As for her husband, as for Ramsay Caird, society's tongue said very little about him; but society's shoulders, and eyebrows, and hands, and fluttering fans, hinted a great deal. Society was divided on the subject of Mr. Ramsay Caird. One portion of it threw out nebulous allusions to the fascinations of Madame Favorita of the Italian Opera, suggested the usual course pursued by beggars who had been set upon horseback, wondered how Madeleine's relations could endure the state of things which existed under their very eyes, and thought that the time could not be very far distant when Captain Kilsyth--who had the name, as you very well know, my dear, for being so very particular in such matters, not to say strait-laced--would call his brother-in-law to account for his goings on. The other portion of society was more liberal, so far at least as the gentleman was concerned. What, it asked, was the position of a man who found his newly-married wife evidently preoccupied with the loss of some previous flirtation? What was to be expected from a man who had found Dead-Sea apples instead of fruit, and utter indifference instead of conjugal love and domestic happiness? The nous-autres feeling penetrated into the discussion. It was not likely that a young man who had been brought up in a different sphere, who had been, if what people said was correct, a clerk or something of the kind to a lawyer in Edinburgh, could comprehend the necessity for such a course of conduct under the circumstances as the belonging to their class would naturally dictate. If Mr. Caird had made a mistake--well, mistakes were often made, often without getting the equivalent which he, in allying himself with an old family in the position of the Kilsyths, had secured for himself. But they were always borne sub silentio--at all events the sufferer, however he might seek for distraction in private, did not let the mistake which he had made, and the means he had adopted for his own compensation, become such common gossip-matter for the world at large.

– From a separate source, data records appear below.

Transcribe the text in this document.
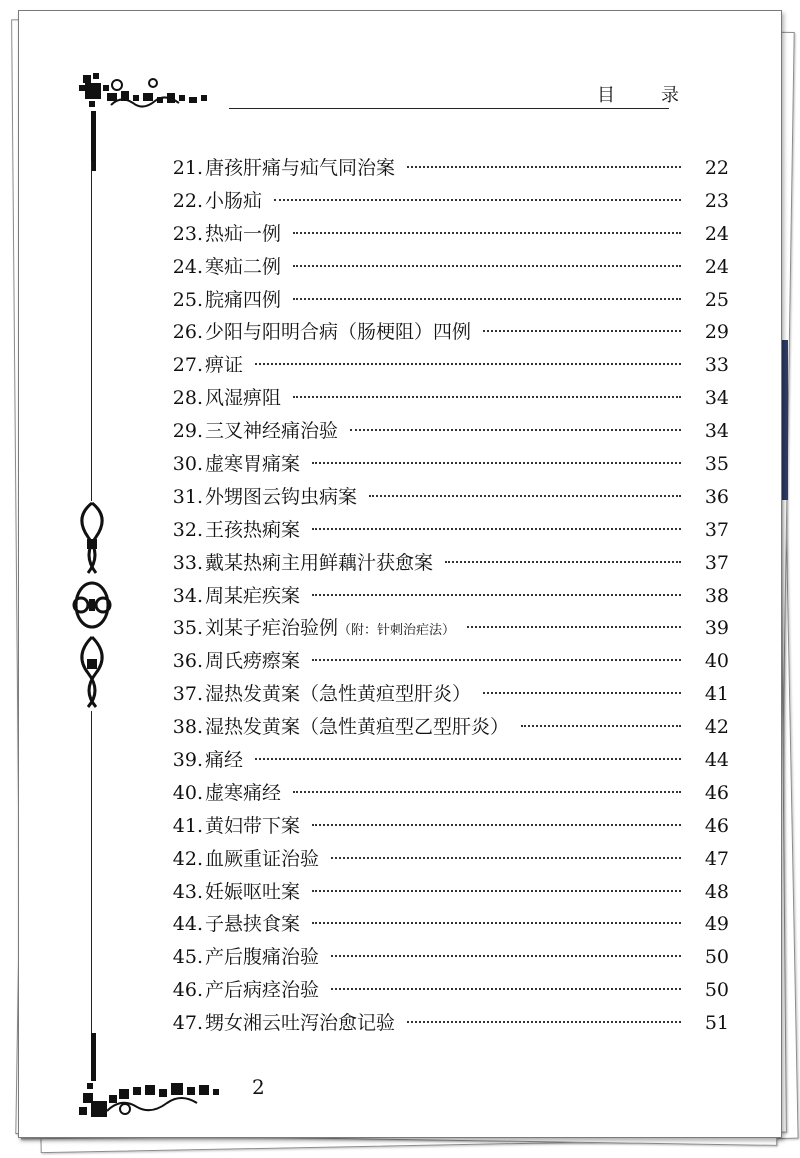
目　录
21. 唐孩肝痛与疝气同治案	22
22. 小肠疝	23
23. 热疝一例	24
24. 寒疝二例	24
25. 脘痛四例	25
26. 少阳与阳明合病（肠梗阻）四例	29
27. 痹证	33
28. 风湿痹阻	34
29. 三叉神经痛治验	34
30. 虚寒胃痛案	35
31. 外甥图云钩虫病案	36
32. 王孩热痢案	37
33. 戴某热痢主用鲜藕汁获愈案	37
34. 周某疟疾案	38
35. 刘某子疟治验例 （附：针刺治疟法）	39
36. 周氏痨瘵案	40
37. 湿热发黄案（急性黄疸型肝炎）	41
38. 湿热发黄案（急性黄疸型乙型肝炎）	42
39. 痛经	44
40. 虚寒痛经	46
41. 黄妇带下案	46
42. 血厥重证治验	47
43. 妊娠呕吐案	48
44. 子悬挟食案	49
45. 产后腹痛治验	50
46. 产后病痉治验	50
47. 甥女湘云吐泻治愈记验	51
2
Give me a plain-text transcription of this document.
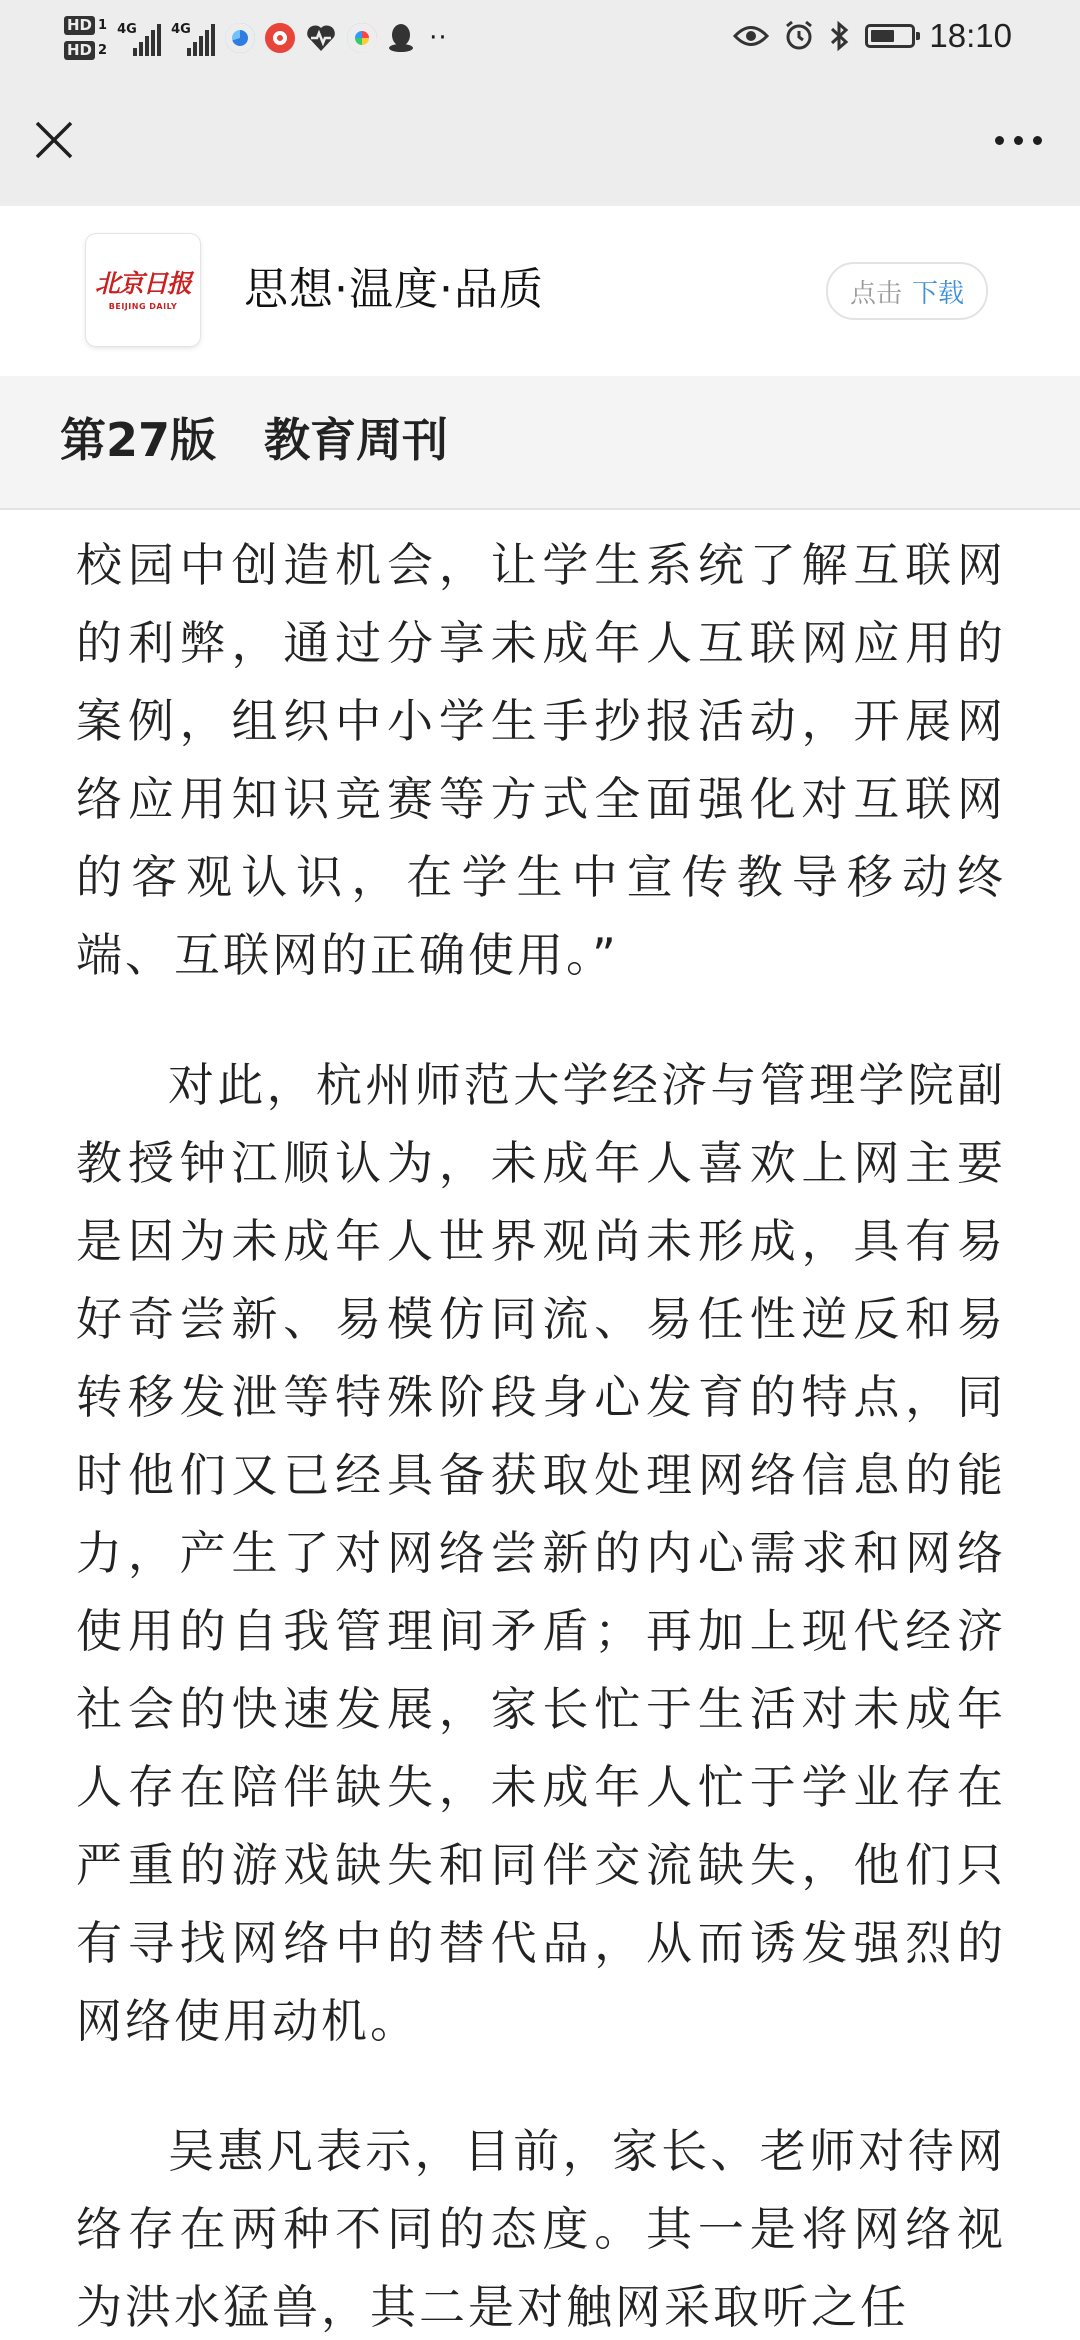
HD 1
HD 2
4G	4G	··	18:10
北京日报
BEIJING DAILY 思想·温度·品质	点击 下载
第27版 教育周刊

校园中创造机会，让学生系统了解互联网的利弊，通过分享未成年人互联网应用的案例，组织中小学生手抄报活动，开展网络应用知识竞赛等方式全面强化对互联网的客观认识，在学生中宣传教导移动终端、互联网的正确使用。”

对此，杭州师范大学经济与管理学院副教授钟江顺认为，未成年人喜欢上网主要是因为未成年人世界观尚未形成，具有易好奇尝新、易模仿同流、易任性逆反和易转移发泄等特殊阶段身心发育的特点，同时他们又已经具备获取处理网络信息的能力，产生了对网络尝新的内心需求和网络使用的自我管理间矛盾；再加上现代经济社会的快速发展，家长忙于生活对未成年人存在陪伴缺失，未成年人忙于学业存在严重的游戏缺失和同伴交流缺失，他们只有寻找网络中的替代品，从而诱发强烈的网络使用动机。

吴惠凡表示，目前，家长、老师对待网络存在两种不同的态度。其一是将网络视为洪水猛兽，其二是对触网采取听之任
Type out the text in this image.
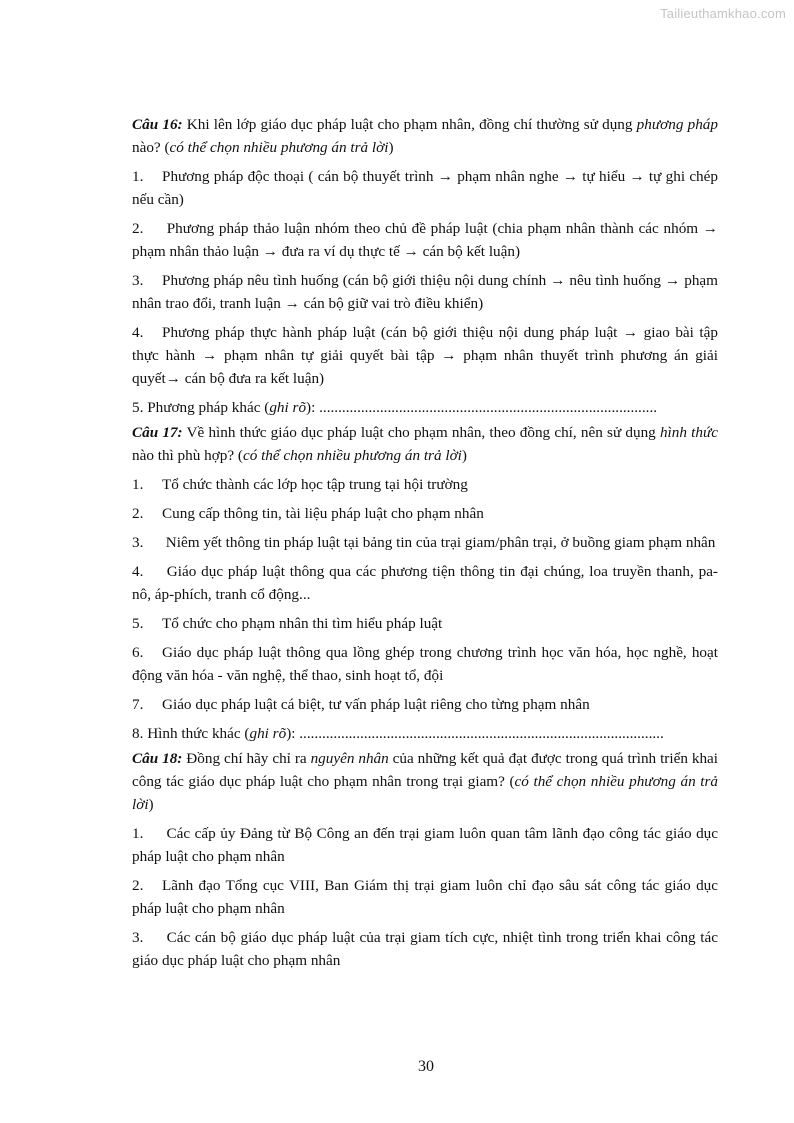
Tailieuthamkhao.com

Câu 16: Khi lên lớp giáo dục pháp luật cho phạm nhân, đồng chí thường sử dụng phương pháp nào? (có thể chọn nhiều phương án trả lời)

1. Phương pháp độc thoại ( cán bộ thuyết trình → phạm nhân nghe → tự hiểu → tự ghi chép nếu cần)

2. Phương pháp thảo luận nhóm theo chủ đề pháp luật (chia phạm nhân thành các nhóm → phạm nhân thảo luận → đưa ra ví dụ thực tế → cán bộ kết luận)

3. Phương pháp nêu tình huống (cán bộ giới thiệu nội dung chính → nêu tình huống → phạm nhân trao đổi, tranh luận → cán bộ giữ vai trò điều khiển)

4. Phương pháp thực hành pháp luật (cán bộ giới thiệu nội dung pháp luật → giao bài tập thực hành → phạm nhân tự giải quyết bài tập → phạm nhân thuyết trình phương án giải quyết→ cán bộ đưa ra kết luận)

5. Phương pháp khác (ghi rõ): .........................................................................................

Câu 17: Về hình thức giáo dục pháp luật cho phạm nhân, theo đồng chí, nên sử dụng hình thức nào thì phù hợp? (có thể chọn nhiều phương án trả lời)

1. Tổ chức thành các lớp học tập trung tại hội trường

2. Cung cấp thông tin, tài liệu pháp luật cho phạm nhân

3. Niêm yết thông tin pháp luật tại bảng tin của trại giam/phân trại, ở buồng giam phạm nhân

4. Giáo dục pháp luật thông qua các phương tiện thông tin đại chúng, loa truyền thanh, pa-nô, áp-phích, tranh cổ động...

5. Tổ chức cho phạm nhân thi tìm hiểu pháp luật

6. Giáo dục pháp luật thông qua lồng ghép trong chương trình học văn hóa, học nghề, hoạt động văn hóa - văn nghệ, thể thao, sinh hoạt tổ, đội

7. Giáo dục pháp luật cá biệt, tư vấn pháp luật riêng cho từng phạm nhân

8. Hình thức khác (ghi rõ): ................................................................................................

Câu 18: Đồng chí hãy chỉ ra nguyên nhân của những kết quả đạt được trong quá trình triển khai công tác giáo dục pháp luật cho phạm nhân trong trại giam? (có thể chọn nhiều phương án trả lời)

1. Các cấp ủy Đảng từ Bộ Công an đến trại giam luôn quan tâm lãnh đạo công tác giáo dục pháp luật cho phạm nhân

2. Lãnh đạo Tổng cục VIII, Ban Giám thị trại giam luôn chỉ đạo sâu sát công tác giáo dục pháp luật cho phạm nhân

3. Các cán bộ giáo dục pháp luật của trại giam tích cực, nhiệt tình trong triển khai công tác giáo dục pháp luật cho phạm nhân

30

Such conversation as this is not indulged in without its reaching the ears of those most concerned. When one says most concerned, one means those likely to take most concern in it. It is doubtful if Madeleine's ears were ever disturbed by any of the rumours in which she played so prominent a part. It is certain that her husband never knew of the interest which he excited in so many of his acquaintances; equally certain that if he had known it, the knowledge thus gained would not have caused him an emotion. Lady Muriel, however, was fully acquainted with all that was said. The world, which did her homage as one of its queens of fashion, took every possible occasion to remind her that she was mortal, and found no better opportunity than in pointing out the mistake which she had made in the marriage of her stepdaughter and the settlement in life of her protégé. Odd words dropped here and there, sly hints, innuendoes, phrases capable of double meaning, and always receiving the utmost perversion which could be employed in their warping, nay, in some instances, anonymous letters--the basest shifts to which treachery can stoop,--all these ingredients were made use of for the poisoning of Lady Muriel's cup of life, and for the undermining of that pinnacle to which society had raised her.